I generally despise lore as irrelevant self-aggrandizing microfiction. That's one of the reasons why I dislike
World of Darkness and preferred other games like
C.J. Carella's WitchCraft, New World of Darkness/
Chronicles of Darkness, and
Nephilim.
I adore
WitchCraft for its broad flexible setting that more or less reflects how urban fantasy fiction was written, without all the weirdo baggage that I disliked about
World of Darkness. The factions were driven by actual ideologies rather than shallow clique nonsense like "basement dwelling chud vampire" or "sneaky werewolf." The Unisystem rules and unified worldbuilding made crossover play easy. For example, the "ferals" (totemic shapeshifters) could emulate the Talbot stereotype who transforms involuntarily under the full moon or a
Werewolf: The Forsaken-esque Sumerian spiritual warrior that protected the balance between the mundane and magical worlds (this was written a few years before
Forsaken released, eerily enough). It would be great if the game wasn't canceled for decades and the fandom dried up.
I thought
Chronicles was pretty neat, even though I didn't agree with every creative decision. It wasn't
WitchCraft, but it had its charms. The bloodlines, the factions, the bestiaries, the historical eras, all of it sounded neat to me. I particularly loved
Hunter: The Vigil and
Changeling: The Lost for their broad and flexible settings with lots of factions, powers, creatures, etc. What ruined it for me were the haters. I got viciously cyberbullied for liking it in the 2000s and early 2010s by
World of Darkness fans, not to mention a bizarre fixation among the CoD fans for masochistic mechanics I despised (the morality meters are fundamentally stupid and I will die on that hill, and also I just don't like grimdark settings anymore after outgrowing my teen angst phase), which ultimately led to me just leaving the hobby because I couldn't deal with the vitriol. To this day, they still trot out fake statistics like "nWoD flopped" when
the ICv2 indicates it was a huge financial success for five years straight and popular enough that it got second editions in the 2010s under a different publisher.

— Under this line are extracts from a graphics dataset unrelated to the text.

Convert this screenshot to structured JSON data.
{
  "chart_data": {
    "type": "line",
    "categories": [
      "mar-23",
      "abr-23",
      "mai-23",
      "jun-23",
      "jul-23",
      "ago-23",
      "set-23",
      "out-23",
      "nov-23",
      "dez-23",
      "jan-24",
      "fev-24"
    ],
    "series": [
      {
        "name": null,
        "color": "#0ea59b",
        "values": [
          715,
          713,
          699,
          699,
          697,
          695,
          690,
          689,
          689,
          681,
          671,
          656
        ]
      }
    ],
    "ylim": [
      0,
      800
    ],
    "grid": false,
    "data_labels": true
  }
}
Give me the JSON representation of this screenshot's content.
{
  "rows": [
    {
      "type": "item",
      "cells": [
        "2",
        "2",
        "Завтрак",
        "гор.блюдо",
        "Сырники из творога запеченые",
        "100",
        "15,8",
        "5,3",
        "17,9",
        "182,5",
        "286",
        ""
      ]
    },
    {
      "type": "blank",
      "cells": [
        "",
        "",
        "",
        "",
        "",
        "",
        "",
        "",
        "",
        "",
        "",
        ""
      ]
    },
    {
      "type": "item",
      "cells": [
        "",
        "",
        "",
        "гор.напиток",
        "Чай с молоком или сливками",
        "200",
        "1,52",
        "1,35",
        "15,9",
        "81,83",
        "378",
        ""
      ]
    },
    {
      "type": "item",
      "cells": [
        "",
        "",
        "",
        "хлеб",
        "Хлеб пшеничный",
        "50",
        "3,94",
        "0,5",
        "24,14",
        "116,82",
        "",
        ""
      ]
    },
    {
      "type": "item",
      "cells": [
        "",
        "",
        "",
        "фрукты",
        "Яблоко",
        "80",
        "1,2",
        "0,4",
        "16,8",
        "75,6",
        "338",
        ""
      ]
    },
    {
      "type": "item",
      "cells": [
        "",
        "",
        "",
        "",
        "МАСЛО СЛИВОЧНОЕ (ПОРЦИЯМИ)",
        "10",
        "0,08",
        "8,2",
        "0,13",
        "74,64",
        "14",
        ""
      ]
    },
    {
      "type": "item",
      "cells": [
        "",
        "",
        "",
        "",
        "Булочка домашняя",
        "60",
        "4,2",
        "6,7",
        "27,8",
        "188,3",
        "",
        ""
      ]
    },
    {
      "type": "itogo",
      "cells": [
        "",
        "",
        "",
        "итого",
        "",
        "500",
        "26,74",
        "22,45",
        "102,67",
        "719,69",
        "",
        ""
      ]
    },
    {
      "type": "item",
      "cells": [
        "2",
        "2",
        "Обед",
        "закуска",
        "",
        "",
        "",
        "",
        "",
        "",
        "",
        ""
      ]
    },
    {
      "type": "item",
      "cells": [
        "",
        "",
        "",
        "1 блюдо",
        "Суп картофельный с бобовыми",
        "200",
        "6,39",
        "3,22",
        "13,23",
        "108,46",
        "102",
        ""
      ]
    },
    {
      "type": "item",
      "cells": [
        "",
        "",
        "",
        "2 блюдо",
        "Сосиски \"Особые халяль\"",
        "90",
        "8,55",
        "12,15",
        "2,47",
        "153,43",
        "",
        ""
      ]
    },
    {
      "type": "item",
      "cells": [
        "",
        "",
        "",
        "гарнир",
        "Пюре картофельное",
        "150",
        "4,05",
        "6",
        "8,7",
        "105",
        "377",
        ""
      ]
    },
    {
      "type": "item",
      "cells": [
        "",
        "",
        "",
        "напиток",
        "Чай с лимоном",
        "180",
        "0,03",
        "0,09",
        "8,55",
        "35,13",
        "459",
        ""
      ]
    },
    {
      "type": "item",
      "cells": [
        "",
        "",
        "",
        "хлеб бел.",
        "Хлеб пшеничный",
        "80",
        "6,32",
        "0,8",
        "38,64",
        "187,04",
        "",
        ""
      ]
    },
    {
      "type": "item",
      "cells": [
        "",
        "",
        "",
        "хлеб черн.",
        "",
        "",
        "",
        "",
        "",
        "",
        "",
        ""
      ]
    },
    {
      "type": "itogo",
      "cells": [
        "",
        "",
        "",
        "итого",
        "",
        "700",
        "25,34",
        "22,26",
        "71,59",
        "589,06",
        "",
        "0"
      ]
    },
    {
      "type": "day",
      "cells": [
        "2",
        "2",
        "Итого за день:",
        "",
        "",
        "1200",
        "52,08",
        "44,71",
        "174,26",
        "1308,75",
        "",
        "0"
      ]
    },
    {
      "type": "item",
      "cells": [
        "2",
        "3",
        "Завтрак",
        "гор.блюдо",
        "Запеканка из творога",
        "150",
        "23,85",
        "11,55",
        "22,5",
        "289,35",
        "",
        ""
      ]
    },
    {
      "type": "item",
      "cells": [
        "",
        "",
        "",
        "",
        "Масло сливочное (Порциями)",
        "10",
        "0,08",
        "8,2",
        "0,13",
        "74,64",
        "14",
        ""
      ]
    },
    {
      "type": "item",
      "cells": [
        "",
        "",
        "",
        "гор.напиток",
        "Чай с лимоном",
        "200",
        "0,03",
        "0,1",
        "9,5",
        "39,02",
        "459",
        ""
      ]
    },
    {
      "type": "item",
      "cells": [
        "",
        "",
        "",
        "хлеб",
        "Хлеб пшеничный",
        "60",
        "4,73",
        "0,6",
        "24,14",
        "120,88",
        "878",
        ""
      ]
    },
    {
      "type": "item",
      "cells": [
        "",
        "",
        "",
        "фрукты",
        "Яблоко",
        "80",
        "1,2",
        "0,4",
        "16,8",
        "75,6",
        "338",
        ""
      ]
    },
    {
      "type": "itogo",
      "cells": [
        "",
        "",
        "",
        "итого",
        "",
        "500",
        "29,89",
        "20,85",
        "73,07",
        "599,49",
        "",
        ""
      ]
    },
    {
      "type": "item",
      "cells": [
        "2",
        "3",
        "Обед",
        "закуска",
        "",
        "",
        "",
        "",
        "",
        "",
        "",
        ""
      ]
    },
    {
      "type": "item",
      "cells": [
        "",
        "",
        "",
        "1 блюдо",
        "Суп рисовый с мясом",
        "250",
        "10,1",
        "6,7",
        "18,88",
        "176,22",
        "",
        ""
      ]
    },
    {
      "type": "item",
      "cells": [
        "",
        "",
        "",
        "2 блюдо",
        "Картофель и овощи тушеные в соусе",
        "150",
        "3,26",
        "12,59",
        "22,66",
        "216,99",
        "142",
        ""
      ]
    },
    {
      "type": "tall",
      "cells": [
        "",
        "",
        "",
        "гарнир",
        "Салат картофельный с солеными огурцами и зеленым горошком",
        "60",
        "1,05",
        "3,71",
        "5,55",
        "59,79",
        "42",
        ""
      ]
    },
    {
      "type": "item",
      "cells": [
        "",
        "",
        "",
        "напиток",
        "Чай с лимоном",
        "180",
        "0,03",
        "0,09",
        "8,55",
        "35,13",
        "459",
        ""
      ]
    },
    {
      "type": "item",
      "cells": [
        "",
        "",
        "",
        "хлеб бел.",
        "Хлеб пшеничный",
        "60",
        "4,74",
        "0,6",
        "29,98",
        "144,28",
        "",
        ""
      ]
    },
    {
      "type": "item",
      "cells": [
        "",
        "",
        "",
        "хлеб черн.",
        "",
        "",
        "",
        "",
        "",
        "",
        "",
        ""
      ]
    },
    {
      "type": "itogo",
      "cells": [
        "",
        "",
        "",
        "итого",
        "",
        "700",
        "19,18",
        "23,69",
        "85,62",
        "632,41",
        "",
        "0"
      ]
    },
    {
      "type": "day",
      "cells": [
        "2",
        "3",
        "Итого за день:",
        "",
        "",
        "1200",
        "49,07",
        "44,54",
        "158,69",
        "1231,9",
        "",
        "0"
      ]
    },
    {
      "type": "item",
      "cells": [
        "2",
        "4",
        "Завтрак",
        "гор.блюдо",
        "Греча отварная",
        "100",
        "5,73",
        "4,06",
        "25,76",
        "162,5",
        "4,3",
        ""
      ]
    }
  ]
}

By contrast, I found my myself drawn to
Nephilim for opposite reasons. That game has a lot of lore, especially in the original French version. Usually I dislike lore for being irrelevant self-aggrandizing microfiction, and to be fair a lot of the French lore seems to be exactly that, but I fell in love with the US version because it made that lore personally relevant to PCs through its past life mechanics. The PCs could be personally involved in historical intrigues, flashback to events, and engage with the legacy of their past actions. Unfortunately, the BRP mechanics were a horrible fit for this, especially since Chaosium took the messy French 1st edition rulebook as a loose foundation before just making stuff up and changing their minds mid-development and releasing supplements with new mechanics that overruled the core rules. It's this whole thing. (The French version trudged along and got lots of rules refinements, eventually abandoning BRP in the 2000s third edition in favor of a roll under d20 mechanic, with the fourth and fifth editions making up new systems due to the rights being resold multiple times. It took the French version until the 2020 fifth edition to make past lives easy to manage and possible to recall during play. It does this by simply treating past lives
as skills, replacing a conventional skill system.) Also, the PCs are body snatching thetans; that allegedly rubbed players badly because it was morally repugnant... I don't understand why they would care when other games let you play puppy-eating vampires, but whatever. Anyway, poor design aside, it has thus far been the only game that made me actually like lore.